Getting a Good Bont Boot Fit: Models, Widths, Blisters and Care

Written for OurSkates. Reviewed and verified by Vincent Henry, 50x British National Champion and FISS Level 3 coach. Last updated July 2026.

A race boot does its job by holding your foot completely still. Every question in this guide, from model choice to blisters, comes back to that one idea: movement inside the boot is lost power at best and torn skin at worst.

Vaypor, Eclipse or Jet?

The three inline models solve the same problem at three price points. The Vaypor is the flagship: all carbon including uni-directional carbon for the lowest weight, plus the premium touches like the TPU bumper, zips and longer lace covers. The Eclipse keeps carbon stiffness very close to the Vaypor without those extras, which makes it the value pick for serious racers. The Jet blends fibreglass and carbon in the base, so it is heavier than the two above it, but it remains fully heat mouldable and lighter than many rival top-end boots. If you are new to the sport, you will not feel the difference, and the Jet is where most skaters should start. One warning that saves expensive mistakes: long track, short track and inline boots are built differently in height, stiffness and mounting, so never buy a long track boot for inline use.

Size first, width second

Bont sizing bears no relation to your trainer size, for reasons explained in our sizing guide: measure your feet in millimetres and work from there. If your width falls outside the standard fit, narrow, wide and double wide fittings exist across the Vaypor, Slipstream, Super Jet and Jet, but not the Semi-Race III. These are built to order as semi custom boots on a 6 to 8 week lead time.

Buying for children

Never simply size up, because an oversized boot lets the ankle move, and a moving ankle means blisters now and injuries later. Our room for growth option takes the correct size for the foot today and adds a few millimetres for the months ahead, keeping the heel locked while leaving space to grow into.

Orthotics

Three routes. We can build your orthotic into the boot permanently, or build it in removable, either for £30 on top of any boot; you post the orthotic to us. Or, on a full custom order, stand on the orthotic under a layer of plastic while moulding your feet with Bont Sox, and it becomes part of the foot mould at no extra cost.

Pain and blisters

New boot pinching? Heat mould it first, always, and consider EZeefit booties while it beds in. Persistent ankle blisters have two usual causes. The first is fit: too big is as bad as too tight. The second is technique: pushing through the toes rather than the heel makes the ankle shift inside the boot on every stride, and the friction does the rest. Let the skin heal, then retrain the push: toes light, drive sideways through the heel, and get someone to film you, because you cannot feel what you can see.
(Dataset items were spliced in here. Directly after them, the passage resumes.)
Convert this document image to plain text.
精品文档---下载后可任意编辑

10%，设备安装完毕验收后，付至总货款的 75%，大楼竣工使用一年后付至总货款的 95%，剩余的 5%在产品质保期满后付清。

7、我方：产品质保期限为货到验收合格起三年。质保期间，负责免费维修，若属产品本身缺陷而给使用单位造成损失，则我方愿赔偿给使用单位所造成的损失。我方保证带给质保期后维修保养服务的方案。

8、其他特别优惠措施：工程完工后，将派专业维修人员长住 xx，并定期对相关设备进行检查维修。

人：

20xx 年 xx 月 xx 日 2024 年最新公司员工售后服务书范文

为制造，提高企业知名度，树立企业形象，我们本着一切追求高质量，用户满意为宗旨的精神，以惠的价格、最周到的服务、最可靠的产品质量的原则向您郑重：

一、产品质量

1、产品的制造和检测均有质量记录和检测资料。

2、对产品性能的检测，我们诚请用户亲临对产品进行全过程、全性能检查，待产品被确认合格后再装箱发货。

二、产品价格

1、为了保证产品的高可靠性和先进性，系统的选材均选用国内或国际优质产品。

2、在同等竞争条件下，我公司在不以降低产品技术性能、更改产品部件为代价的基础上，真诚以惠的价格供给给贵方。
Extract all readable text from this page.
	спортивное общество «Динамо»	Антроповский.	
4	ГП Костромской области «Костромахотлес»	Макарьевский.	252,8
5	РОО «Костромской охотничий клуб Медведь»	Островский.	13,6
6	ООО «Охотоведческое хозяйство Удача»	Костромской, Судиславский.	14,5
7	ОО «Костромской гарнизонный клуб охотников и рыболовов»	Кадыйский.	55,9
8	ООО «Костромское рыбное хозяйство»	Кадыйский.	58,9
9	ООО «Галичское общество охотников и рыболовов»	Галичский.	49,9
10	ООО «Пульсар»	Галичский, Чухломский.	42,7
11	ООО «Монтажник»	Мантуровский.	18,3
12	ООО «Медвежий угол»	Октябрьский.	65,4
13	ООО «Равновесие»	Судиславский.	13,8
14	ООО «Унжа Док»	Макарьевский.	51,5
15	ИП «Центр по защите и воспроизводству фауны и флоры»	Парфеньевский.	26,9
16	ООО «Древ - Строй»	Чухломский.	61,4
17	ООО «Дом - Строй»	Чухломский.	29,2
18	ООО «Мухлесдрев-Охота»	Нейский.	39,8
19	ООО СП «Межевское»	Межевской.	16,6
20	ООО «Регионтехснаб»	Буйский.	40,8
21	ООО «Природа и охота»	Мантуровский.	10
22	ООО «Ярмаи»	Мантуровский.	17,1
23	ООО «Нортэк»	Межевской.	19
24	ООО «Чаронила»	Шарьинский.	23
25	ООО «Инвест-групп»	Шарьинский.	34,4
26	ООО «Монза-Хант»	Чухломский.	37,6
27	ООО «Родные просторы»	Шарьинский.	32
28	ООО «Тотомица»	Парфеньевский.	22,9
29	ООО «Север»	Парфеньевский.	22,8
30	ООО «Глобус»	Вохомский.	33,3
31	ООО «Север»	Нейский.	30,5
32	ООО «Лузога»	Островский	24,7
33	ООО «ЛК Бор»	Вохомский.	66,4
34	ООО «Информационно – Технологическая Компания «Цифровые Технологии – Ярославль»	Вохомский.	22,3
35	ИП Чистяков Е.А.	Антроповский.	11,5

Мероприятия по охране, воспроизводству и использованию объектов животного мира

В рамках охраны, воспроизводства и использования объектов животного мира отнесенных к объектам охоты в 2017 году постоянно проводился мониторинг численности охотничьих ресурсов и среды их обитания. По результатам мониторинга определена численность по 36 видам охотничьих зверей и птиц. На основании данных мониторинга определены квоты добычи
If heel blisters persist after the technique work, the Rip Jaws boot stretcher can relieve the specific spot.

Making boots last

Dry them in the shade, never in the sun, because sweat and heat both attack the liner. Never leave skates in a hot car: the same thermoplastics that let us mould the boot to your foot will happily mould it to the parcel shelf. And go gently on the mounting bolts, since stripped nuts end training days.